A recent Shape Security report titled “2017 Credential Spill Report” takes a hard look at the potential for cybercriminals to misuse personal credentials spilled from major data breaches in the past year.
According to the report, 3.3 billion user credentials spilled onto the internet in 2016. Fraudsters can use these credentials to gain access to accounts on other websites, banking on users’ tendency to recycle login information in what’s called a credential-stuffing scheme.
The report revealed that cybercriminals made over 5 million login attempts in one week at a Fortune 100 B2C website through the use of multiple attack groups and hundreds of thousands of proxies around the world. One large retailer, in fact, witnessed over 10,000 login attempts using over 1,000 proxies in a single day.
Recycled Passwords Enable Credential-Stuffing Fraudsters
Many users have fallen into the bad habit of reusing passwords and IDs on multiple sites. This behavior facilitates the type of attack described above. On most websites, users enter their email addresses in lieu of user IDs, so cybercriminals often need only to crack a victim’s password once to gain entry to several of his or her accounts.

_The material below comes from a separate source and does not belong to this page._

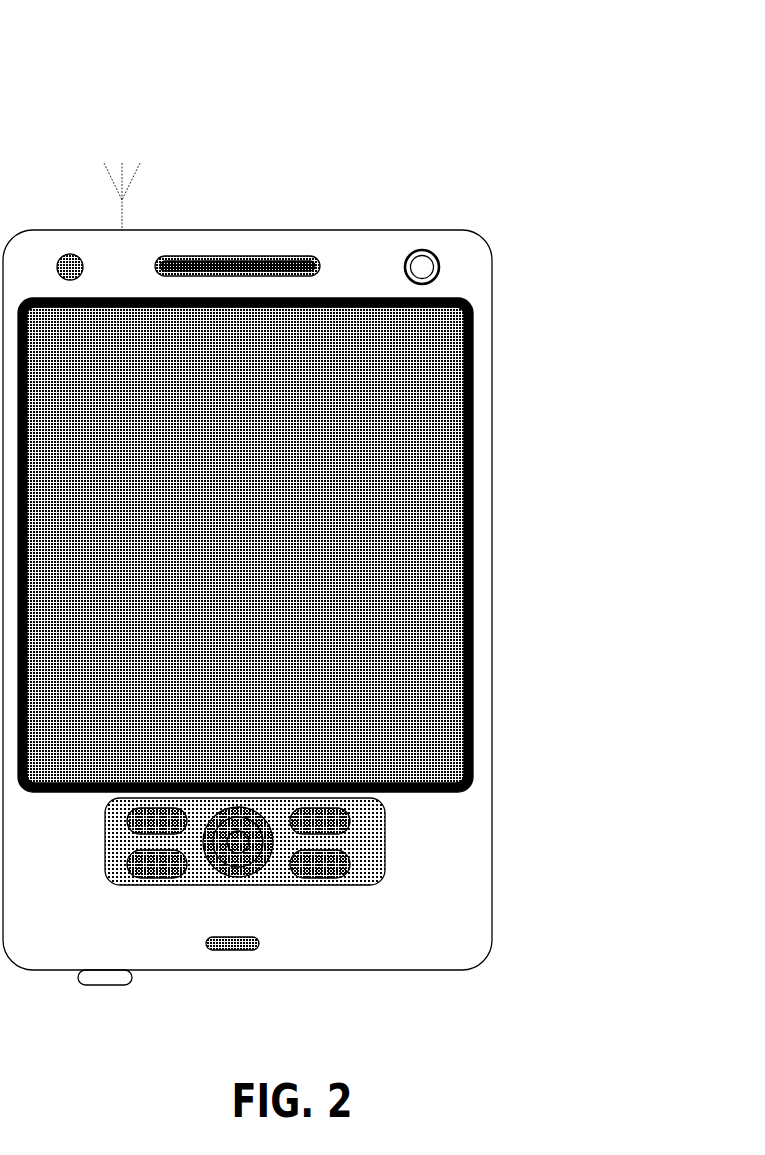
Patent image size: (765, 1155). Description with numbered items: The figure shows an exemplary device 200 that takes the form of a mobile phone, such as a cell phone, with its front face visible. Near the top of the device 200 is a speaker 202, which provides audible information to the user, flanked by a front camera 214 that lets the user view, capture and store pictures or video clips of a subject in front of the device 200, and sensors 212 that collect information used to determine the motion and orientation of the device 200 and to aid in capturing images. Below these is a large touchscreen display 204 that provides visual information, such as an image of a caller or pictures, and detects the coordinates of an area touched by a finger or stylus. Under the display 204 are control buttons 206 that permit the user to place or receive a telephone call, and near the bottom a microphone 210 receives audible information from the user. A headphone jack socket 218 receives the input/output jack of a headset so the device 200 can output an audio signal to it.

SecurityWeek noted that some breaches are extant for years before they are finally disclosed. Since passwords are only protected by the relatively weak MD5 algorithm, attackers have ample time to decode them. Once that happens, the credentials can be sold on the Dark Web or otherwise forwarded to fraudsters.
Confounding CAPTCHA
Websites typically use CAPTCHA and other techniques to prevent multiple login attempts from the same IP address. Credential-stuffing schemes rely on various methods to get around these defenses.
Fraudsters can use captive botnets to make it seem like multiple login attempts are coming from different IP addresses. Security tools have a hard time choosing one IP address to identify as potentially malicious. Even if an IP is flagged, the automated tool will have moved on to another, which limits the effectiveness of blocking IP addresses.
The report identified Sentry MBA as the most common tool used for this purpose. According to the report, the software “uses ‘config’ files for target websites that contain all the login sequence logic needed to automate login attempts.”
There are enough spilled credentials out there to make credential stuffing a profitable endeavor for fraudsters. Users should choose different login credentials for each of their accounts to mitigate this threat.